Many of our readers have, at some point, been subjected to a CT scan in the course of medical care. According to the Mayo Clinic, CT scanning has many uses, but is especially suited to scanning for internal injuries other types of trauma. Such scanning allows doctors to diagnose muscle and bone disorders, pinpoint tumors, infections or clots, guide medical procedures, detect diseases and conditions, and monitor the effectiveness of treatments.
As helpful as it can be, CT scanning does have drawbacks. Not only is it expensive, but there are risks in terms of radiation exposure. These risks may be insignificant compared to the risks of failing to monitor a serious health condition, but it is estimated that CT scans are often medically unnecessary.

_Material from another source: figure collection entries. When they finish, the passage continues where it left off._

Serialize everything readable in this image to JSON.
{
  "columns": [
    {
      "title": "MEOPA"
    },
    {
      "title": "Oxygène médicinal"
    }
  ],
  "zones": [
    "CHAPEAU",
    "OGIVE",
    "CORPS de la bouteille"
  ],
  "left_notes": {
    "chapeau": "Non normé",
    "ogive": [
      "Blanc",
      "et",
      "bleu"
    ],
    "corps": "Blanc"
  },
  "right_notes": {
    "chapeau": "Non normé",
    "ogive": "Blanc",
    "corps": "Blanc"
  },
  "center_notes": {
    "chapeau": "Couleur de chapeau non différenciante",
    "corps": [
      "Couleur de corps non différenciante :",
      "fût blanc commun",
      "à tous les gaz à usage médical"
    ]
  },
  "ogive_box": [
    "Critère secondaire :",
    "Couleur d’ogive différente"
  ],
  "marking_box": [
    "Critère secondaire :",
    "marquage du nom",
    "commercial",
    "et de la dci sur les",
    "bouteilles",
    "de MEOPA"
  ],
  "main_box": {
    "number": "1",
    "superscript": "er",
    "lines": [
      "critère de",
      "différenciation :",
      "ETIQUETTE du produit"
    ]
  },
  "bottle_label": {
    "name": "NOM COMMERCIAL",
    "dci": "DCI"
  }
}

Cancer caused by radiation is, therefore, becoming a concern.
Cancer from radiation exposure often does not show up for years, and determining with certainty whether it was radiation exposure that caused the cancer is usually not possible. While the risk of developing cancer from one CT scan is low, the risk increases when scanning becomes a regular occurrence. Again, for some people it will be a greater risk to go without scanning, but when a patient receives multiple, medically unnecessary scans, this is where a red flag goes up.
A number of efforts have been made within the medical community to work toward reducing unnecessary scanning, but financial incentives and the fear of medical malpractice litigation continues to prompt physicians to order tests more often than they should.